Quanto custam as moratórias

DAGOBERTO LIMA GODOY

O administrador experiente sabe bem que a moratória é um recurso extremo e oneroso, por isso mesmo para ser usado somente na falta absoluta de saída das dificuldades pela negociação. É bem verdade que esse, como tantos outros, foi um conceito distorcido nos tempos da inflação desbragada, quando empresas concordatárias beneficiavam-se da ausência de correção monetária sobre os seus débitos, descarregando o problema nos credores incautos. Mas, mesmo antes do Plano Real ter sofreado a inflação, a justa atualização das dívidas da concordata já mudara o quadro, obrigando os empresários a ser mais consequentes no uso desse instituto.

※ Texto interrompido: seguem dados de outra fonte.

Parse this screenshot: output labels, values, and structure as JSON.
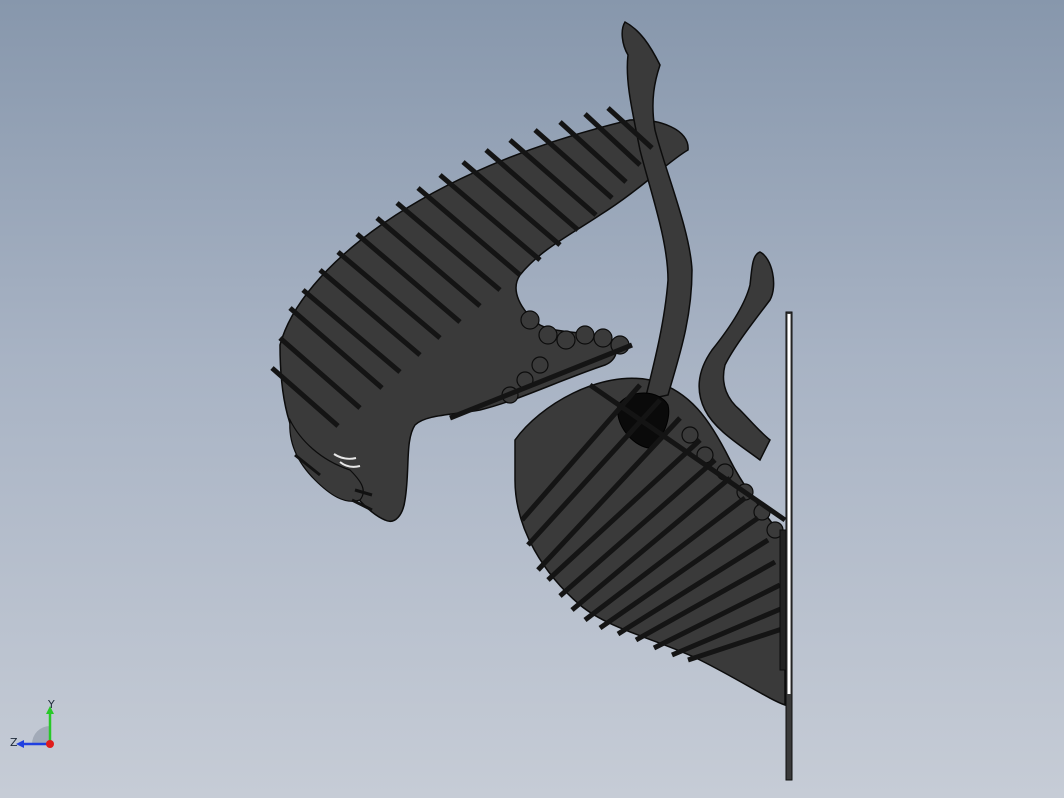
{
  "viewport": {
    "background_top": "#8797ac",
    "background_bottom": "#c6ccd6"
  },
  "model": {
    "body_color": "#3b3b3b",
    "slat_color": "#161616",
    "edge_color": "#0c0c0c",
    "highlight_color": "#ffffff"
  },
  "triad": {
    "y_label": "Y",
    "z_label": "Z",
    "y_color": "#28c828",
    "z_color": "#2040e0",
    "x_color": "#e01c1c"
  }
}
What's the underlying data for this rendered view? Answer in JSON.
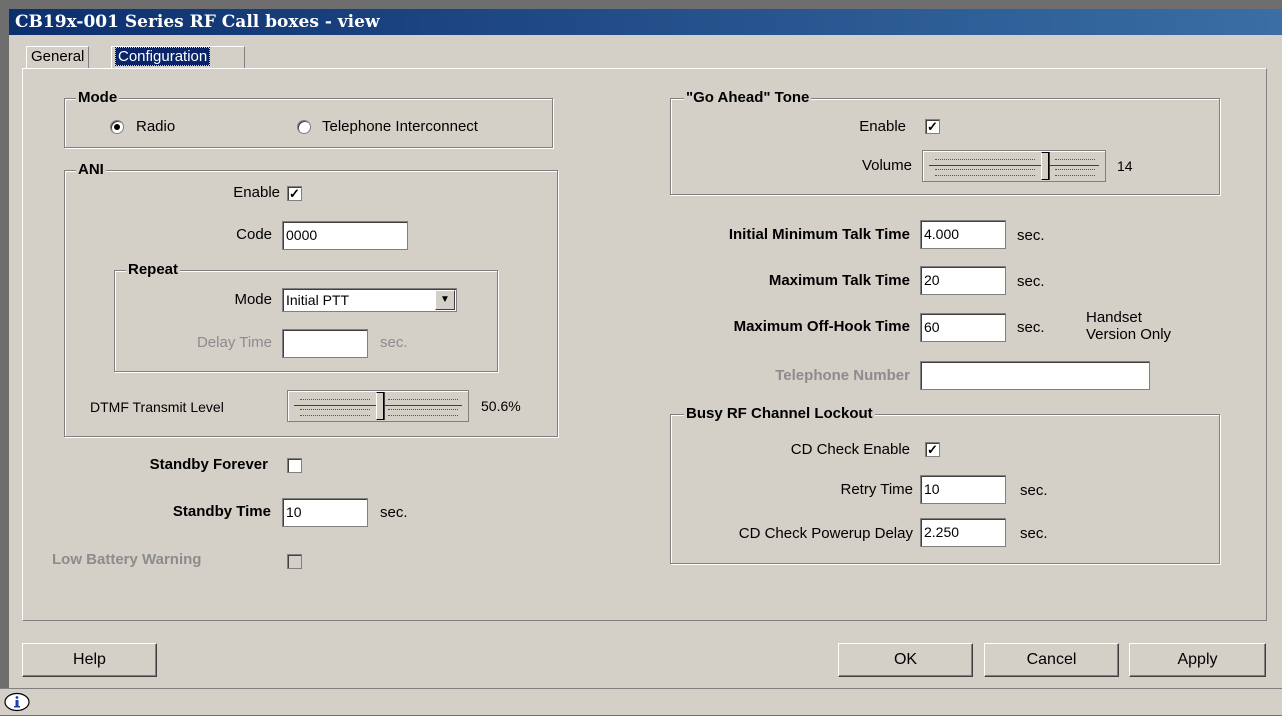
{
  "window": {
    "title": "CB19x-001 Series RF Call boxes - view"
  },
  "tabs": {
    "general": "General",
    "configuration": "Configuration"
  },
  "mode": {
    "group_label": "Mode",
    "radio_label": "Radio",
    "telephone_label": "Telephone Interconnect",
    "selected": "Radio"
  },
  "ani": {
    "group_label": "ANI",
    "enable_label": "Enable",
    "enable_checked": true,
    "code_label": "Code",
    "code_value": "0000",
    "repeat": {
      "group_label": "Repeat",
      "mode_label": "Mode",
      "mode_value": "Initial PTT",
      "delay_label": "Delay Time",
      "delay_value": "",
      "delay_unit": "sec."
    },
    "dtmf_label": "DTMF Transmit Level",
    "dtmf_value": "50.6%",
    "dtmf_level": 0.506
  },
  "standby": {
    "forever_label": "Standby Forever",
    "forever_checked": false,
    "time_label": "Standby Time",
    "time_value": "10",
    "time_unit": "sec.",
    "low_battery_label": "Low Battery Warning",
    "low_battery_checked": false
  },
  "go_ahead": {
    "group_label": "\"Go Ahead\" Tone",
    "enable_label": "Enable",
    "enable_checked": true,
    "volume_label": "Volume",
    "volume_value": "14"
  },
  "talk": {
    "initial_min_label": "Initial Minimum Talk Time",
    "initial_min_value": "4.000",
    "initial_min_unit": "sec.",
    "max_label": "Maximum Talk Time",
    "max_value": "20",
    "max_unit": "sec.",
    "offhook_label": "Maximum Off-Hook Time",
    "offhook_value": "60",
    "offhook_unit": "sec.",
    "handset_note_1": "Handset",
    "handset_note_2": "Version Only",
    "phone_label": "Telephone Number",
    "phone_value": ""
  },
  "busy": {
    "group_label": "Busy RF Channel Lockout",
    "cd_label": "CD Check Enable",
    "cd_checked": true,
    "retry_label": "Retry Time",
    "retry_value": "10",
    "retry_unit": "sec.",
    "powerup_label": "CD Check Powerup Delay",
    "powerup_value": "2.250",
    "powerup_unit": "sec."
  },
  "buttons": {
    "help": "Help",
    "ok": "OK",
    "cancel": "Cancel",
    "apply": "Apply"
  },
  "icons": {
    "status": "info-icon"
  }
}
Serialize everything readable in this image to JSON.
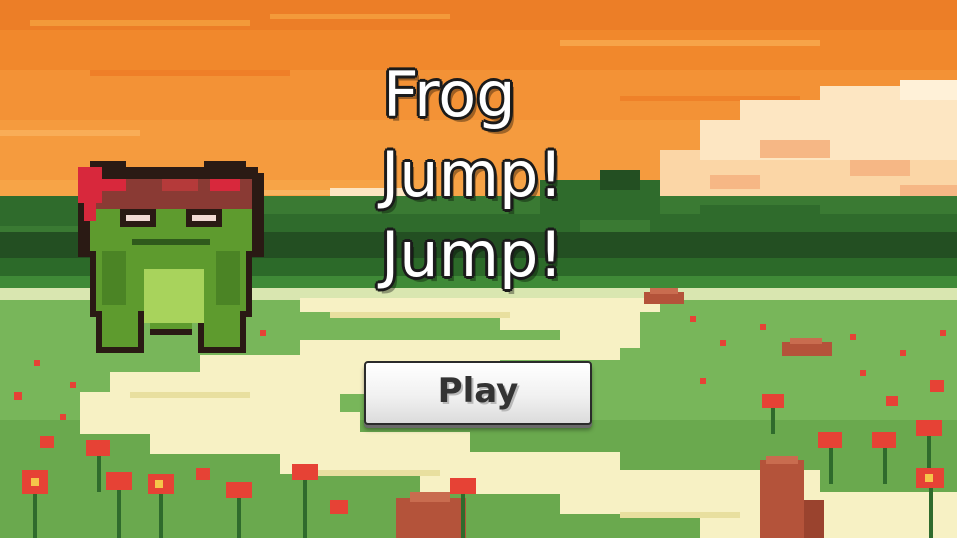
{
  "game": {
    "title_lines": [
      "Frog",
      "Jump!",
      "Jump!"
    ],
    "play_label": "Play"
  },
  "palette": {
    "sky_top": "#f08a2e",
    "sky_mid": "#f7a24a",
    "cloud": "#fde6c2",
    "cloud_shade": "#f6b785",
    "hills": "#2f6b2c",
    "hills_dark": "#234f22",
    "field": "#78b65a",
    "path": "#f7f1c4",
    "flower": "#e64235",
    "flower_center": "#f5c54a",
    "stump": "#b4533a",
    "frog_green": "#5e9b2e",
    "frog_belly": "#a8d35c",
    "headband": "#d8283c",
    "outline": "#2a1a14"
  },
  "icons": {
    "character": "frog-character-sprite"
  }
}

Hoje, a concordata voltou a ser compreendida como uma tentativa quase desesperada para salvar a empresa, que, mesmo quando consegue, debilita o negócio e exige uma longa e penosa convalescença.
Com as finanças públicas não é diferente, embora o responsável pelos negócios do Estado possa ser tentado pela possibilidade de, quando a coisa dá errado, poder "pegar o seu chapéu" e deixar a situação, agravada por seu erro, para ser resolvida pelo seu sucessor no governo.
Lições concretas não faltam, tanto próprias quanto alheias:
1) Há tão pouco tempo que não dá para desculpar esquecimentos, o ministro Dilson Funaro (de saudosa lembrança como figura humana, por suas muitas qualidades e boas intenções), por não querer ou por acreditar impossível a negociação, decretou a moratória, que até hoje está na "memória de elefante" do mercado internacional, elevando o "risco Brasil" e acrescendo amargos pontos às brutais taxas de juros que nos cobram;
2) A recente moratória russa, além de piorar dramaticamente a situação daquele país e as condições de vida de seu povo, travou o fluxo de capitais para as demais economias ditas emergentes, até mesmo o Brasil. Ainda mais, exacerbou a conhecida "covardia" dos investidores, provocando um movimento de "corrida para a segurança", que nos custou uma perda de reservas da ordem de US$ 30 bilhões, em pouco mais de três meses.
Tomara que a moratória anunciada pelo governador Itamar Franco não venha a somar-se a esses casos de triste memória, pelas sequelas que venha a causar -além do mal já feito- não somente ao povo de Minas, mas a toda a sociedade brasileira. O rompante do governante mineiro encontra o país ainda às voltas com quase todas as vulnerabilidades que nos colocaram no "olho do furacão" e nos obrigaram a -uma vez mais utilizando a competência e o prestígio internacional do ministro Pedro Malan- recorrer ao pacote de ajuda externa de US$ 41,5 bilhões: déficit público elevado e crescente, endividamento estatal explosivo e uma enorme demanda por financiamento externo. Recém tínhamos descontado o risco político associado à eleição presidencial e nos vem esse novo sobressalto!
Em vez de, à moda antiga, pensar no governo federal como "saco sem fundo", sempre disponível para cobrir os rombos dos cofres estaduais e municipais, o governador de Minas e, de certa forma, todos os outros que clamam por renegociação de suas dívidas deverão lançar-se a um inadiável ajuste fiscal e às reformas estruturais, único caminho eficaz para pôr fim à crise e relançar o desenvolvimento nacional.
Respeitamos o governador Itamar Franco, eleito democraticamente para reger um dos mais importantes Estados brasileiros. Mas, diante de dificuldades amplamente conhecidas antes das eleições, foi para resolvê-las que o povo mineiro respondeu a sua candidatura. E não para criar mais problemas para Minas e para o Brasil inteiro.


Dagoberto Lima Godoy, 60, engenheiro, é presidente da Federação das Indústrias do Rio Grande do Sul.